Is it wrong to obsess about the cookbooks of other authors? What makes them so great? Maybe it’s better to stir fry with sunflower oil. Or with bacon fat. But aren’t we all driving for the same result, the same sensual pleasure? Do we even need multiple flavors in the kitchen? Our cakes will crumble like the Tower of Babel. Eventually all tastes congeal into the same sordid substance. We rarely die with a book in our hands or food on our lips.

Do I honestly think that I can churn out butter like no one before me? Is it inherently selfish to want people to handle my recipes? To desire cravenly that my dishes find a wider audience? Does my cookbook by definition make me an egomaniac? Should I just execute these recipes for my own consumption instead of writing them down and sharing them with the world? Does butter need to be at-large? Should I skip the writing process altogether and just eat this dairy product in its purest form, congealed, with a spoon, from a bowl, in the dark? After all, recipes are always one remove from real food. My cookbook is not butter. You cannot eat it. The only nourishment it may provide is in culinary translation.

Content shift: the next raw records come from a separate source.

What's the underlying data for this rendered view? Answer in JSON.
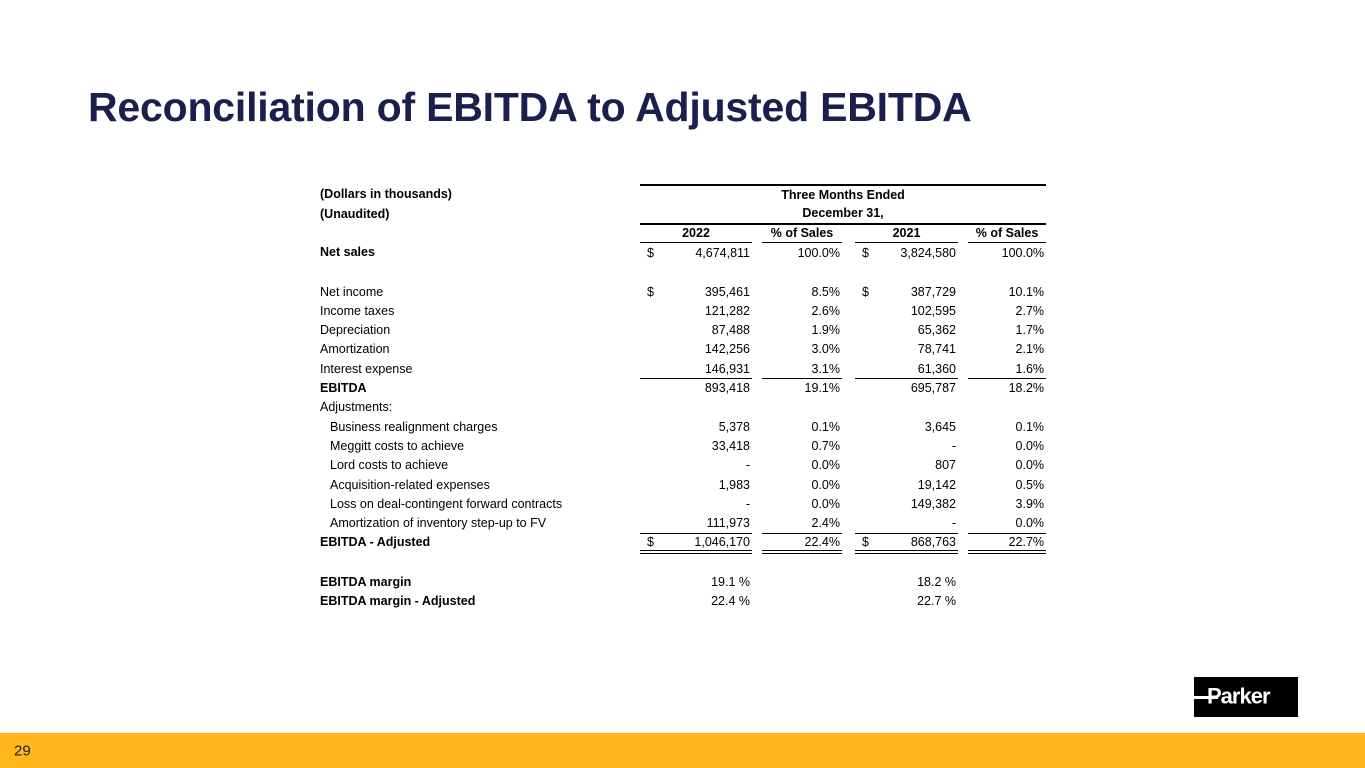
{
  "slide": {
    "title": "Reconciliation of EBITDA to Adjusted EBITDA"
  },
  "table": {
    "note_line1": "(Dollars in thousands)",
    "note_line2": "(Unaudited)",
    "period_line1": "Three Months Ended",
    "period_line2": "December 31,",
    "columns": [
      "2022",
      "% of Sales",
      "2021",
      "% of Sales"
    ],
    "rows": [
      {
        "label": "Net sales",
        "bold": true,
        "dollar": true,
        "v2022": "4,674,811",
        "pct2022": "100.0%",
        "v2021": "3,824,580",
        "pct2021": "100.0%"
      },
      {
        "label": "Net income",
        "dollar": true,
        "spacer_before": true,
        "v2022": "395,461",
        "pct2022": "8.5%",
        "v2021": "387,729",
        "pct2021": "10.1%"
      },
      {
        "label": "Income taxes",
        "v2022": "121,282",
        "pct2022": "2.6%",
        "v2021": "102,595",
        "pct2021": "2.7%"
      },
      {
        "label": "Depreciation",
        "v2022": "87,488",
        "pct2022": "1.9%",
        "v2021": "65,362",
        "pct2021": "1.7%"
      },
      {
        "label": "Amortization",
        "v2022": "142,256",
        "pct2022": "3.0%",
        "v2021": "78,741",
        "pct2021": "2.1%"
      },
      {
        "label": "Interest expense",
        "v2022": "146,931",
        "pct2022": "3.1%",
        "v2021": "61,360",
        "pct2021": "1.6%",
        "rule_below": "single"
      },
      {
        "label": "EBITDA",
        "bold": true,
        "v2022": "893,418",
        "pct2022": "19.1%",
        "v2021": "695,787",
        "pct2021": "18.2%"
      },
      {
        "label": "Adjustments:",
        "v2022": "",
        "pct2022": "",
        "v2021": "",
        "pct2021": ""
      },
      {
        "label": "Business realignment charges",
        "indent": true,
        "v2022": "5,378",
        "pct2022": "0.1%",
        "v2021": "3,645",
        "pct2021": "0.1%"
      },
      {
        "label": "Meggitt costs to achieve",
        "indent": true,
        "v2022": "33,418",
        "pct2022": "0.7%",
        "v2021": "-",
        "pct2021": "0.0%"
      },
      {
        "label": "Lord costs to achieve",
        "indent": true,
        "v2022": "-",
        "pct2022": "0.0%",
        "v2021": "807",
        "pct2021": "0.0%"
      },
      {
        "label": "Acquisition-related expenses",
        "indent": true,
        "v2022": "1,983",
        "pct2022": "0.0%",
        "v2021": "19,142",
        "pct2021": "0.5%"
      },
      {
        "label": "Loss on deal-contingent forward contracts",
        "indent": true,
        "v2022": "-",
        "pct2022": "0.0%",
        "v2021": "149,382",
        "pct2021": "3.9%"
      },
      {
        "label": "Amortization of inventory step-up to FV",
        "indent": true,
        "v2022": "111,973",
        "pct2022": "2.4%",
        "v2021": "-",
        "pct2021": "0.0%",
        "rule_below": "single"
      },
      {
        "label": "EBITDA - Adjusted",
        "bold": true,
        "dollar": true,
        "v2022": "1,046,170",
        "pct2022": "22.4%",
        "v2021": "868,763",
        "pct2021": "22.7%",
        "rule_below": "double"
      },
      {
        "label": "EBITDA margin",
        "bold": true,
        "spacer_before": true,
        "v2022": "19.1 %",
        "pct2022": "",
        "v2021": "18.2 %",
        "pct2021": ""
      },
      {
        "label": "EBITDA margin - Adjusted",
        "bold": true,
        "v2022": "22.4 %",
        "pct2022": "",
        "v2021": "22.7 %",
        "pct2021": ""
      }
    ]
  },
  "footer": {
    "page_number": "29",
    "logo_text": "Parker"
  },
  "colors": {
    "title_text": "#1a1f4e",
    "accent_bar": "#ffb71c",
    "table_text": "#000000",
    "logo_background": "#000000",
    "logo_text": "#ffffff"
  }
}
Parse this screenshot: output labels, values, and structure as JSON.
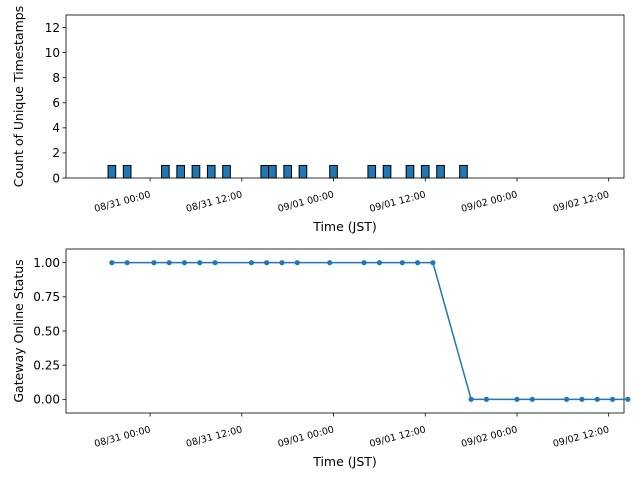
{
  "chart_data": [
    {
      "type": "bar",
      "title": "",
      "xlabel": "Time (JST)",
      "ylabel": "Count of Unique Timestamps",
      "ylim": [
        0,
        13
      ],
      "yticks": [
        0,
        2,
        4,
        6,
        8,
        10,
        12
      ],
      "xticks": [
        "08/31 00:00",
        "08/31 12:00",
        "09/01 00:00",
        "09/01 12:00",
        "09/02 00:00",
        "09/02 12:00"
      ],
      "xlim": [
        "08/30 13:00",
        "09/02 14:00"
      ],
      "bar_width_hours": 1,
      "bar_color": "#1f77b4",
      "bar_edge": "#000000",
      "bars": [
        {
          "time": "08/30 19:00",
          "value": 1
        },
        {
          "time": "08/30 21:00",
          "value": 1
        },
        {
          "time": "08/31 02:00",
          "value": 1
        },
        {
          "time": "08/31 04:00",
          "value": 1
        },
        {
          "time": "08/31 06:00",
          "value": 1
        },
        {
          "time": "08/31 08:00",
          "value": 1
        },
        {
          "time": "08/31 10:00",
          "value": 1
        },
        {
          "time": "08/31 15:00",
          "value": 1
        },
        {
          "time": "08/31 16:00",
          "value": 1
        },
        {
          "time": "08/31 18:00",
          "value": 1
        },
        {
          "time": "08/31 20:00",
          "value": 1
        },
        {
          "time": "09/01 00:00",
          "value": 1
        },
        {
          "time": "09/01 05:00",
          "value": 1
        },
        {
          "time": "09/01 07:00",
          "value": 1
        },
        {
          "time": "09/01 10:00",
          "value": 1
        },
        {
          "time": "09/01 12:00",
          "value": 1
        },
        {
          "time": "09/01 14:00",
          "value": 1
        },
        {
          "time": "09/01 17:00",
          "value": 1
        }
      ]
    },
    {
      "type": "line",
      "title": "",
      "xlabel": "Time (JST)",
      "ylabel": "Gateway Online Status",
      "ylim": [
        -0.1,
        1.1
      ],
      "yticks": [
        0.0,
        0.25,
        0.5,
        0.75,
        1.0
      ],
      "ytick_labels": [
        "0.00",
        "0.25",
        "0.50",
        "0.75",
        "1.00"
      ],
      "xticks": [
        "08/31 00:00",
        "08/31 12:00",
        "09/01 00:00",
        "09/01 12:00",
        "09/02 00:00",
        "09/02 12:00"
      ],
      "xlim": [
        "08/30 13:00",
        "09/02 14:00"
      ],
      "line_color": "#1f77b4",
      "series": [
        {
          "points": [
            {
              "time": "08/30 19:00",
              "value": 1
            },
            {
              "time": "08/30 21:00",
              "value": 1
            },
            {
              "time": "08/31 00:30",
              "value": 1
            },
            {
              "time": "08/31 02:30",
              "value": 1
            },
            {
              "time": "08/31 04:30",
              "value": 1
            },
            {
              "time": "08/31 06:30",
              "value": 1
            },
            {
              "time": "08/31 08:30",
              "value": 1
            },
            {
              "time": "08/31 13:15",
              "value": 1
            },
            {
              "time": "08/31 15:15",
              "value": 1
            },
            {
              "time": "08/31 17:15",
              "value": 1
            },
            {
              "time": "08/31 19:15",
              "value": 1
            },
            {
              "time": "08/31 23:30",
              "value": 1
            },
            {
              "time": "09/01 04:00",
              "value": 1
            },
            {
              "time": "09/01 06:00",
              "value": 1
            },
            {
              "time": "09/01 09:00",
              "value": 1
            },
            {
              "time": "09/01 11:00",
              "value": 1
            },
            {
              "time": "09/01 13:00",
              "value": 1
            },
            {
              "time": "09/01 18:00",
              "value": 0
            },
            {
              "time": "09/01 20:00",
              "value": 0
            },
            {
              "time": "09/02 00:00",
              "value": 0
            },
            {
              "time": "09/02 02:00",
              "value": 0
            },
            {
              "time": "09/02 06:30",
              "value": 0
            },
            {
              "time": "09/02 08:30",
              "value": 0
            },
            {
              "time": "09/02 10:30",
              "value": 0
            },
            {
              "time": "09/02 12:30",
              "value": 0
            },
            {
              "time": "09/02 14:30",
              "value": 0
            }
          ]
        }
      ]
    }
  ]
}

I should blog more frequently about butter. I should use social media to hype this essential ingredient. I’m going to start tweeting about my recipes. They’re edible, which means they should be publicized. Butter deserves a full-time hustler. Everyone needs to see how I put food together. Everyone needs to know the taste in my mouth.

Strike that. Sadly, no one is living or dying by my pompous butter recipes. Plus, what if my readers try them out and the butter malfunctions, like the fat operates differently in their personal skillets? And then I’d have to deal with the shame, the remainders.

Oh butter, maybe it’s better we pretend you don’t exist in my refrigerator. I cannot cook you so you’re righteous and savory with every meal. Only sometimes in the dead of night, or when I’m driving alone for long stretches, becoming one with my laden arteries, do I feel that I’m doing something right in the kitchen.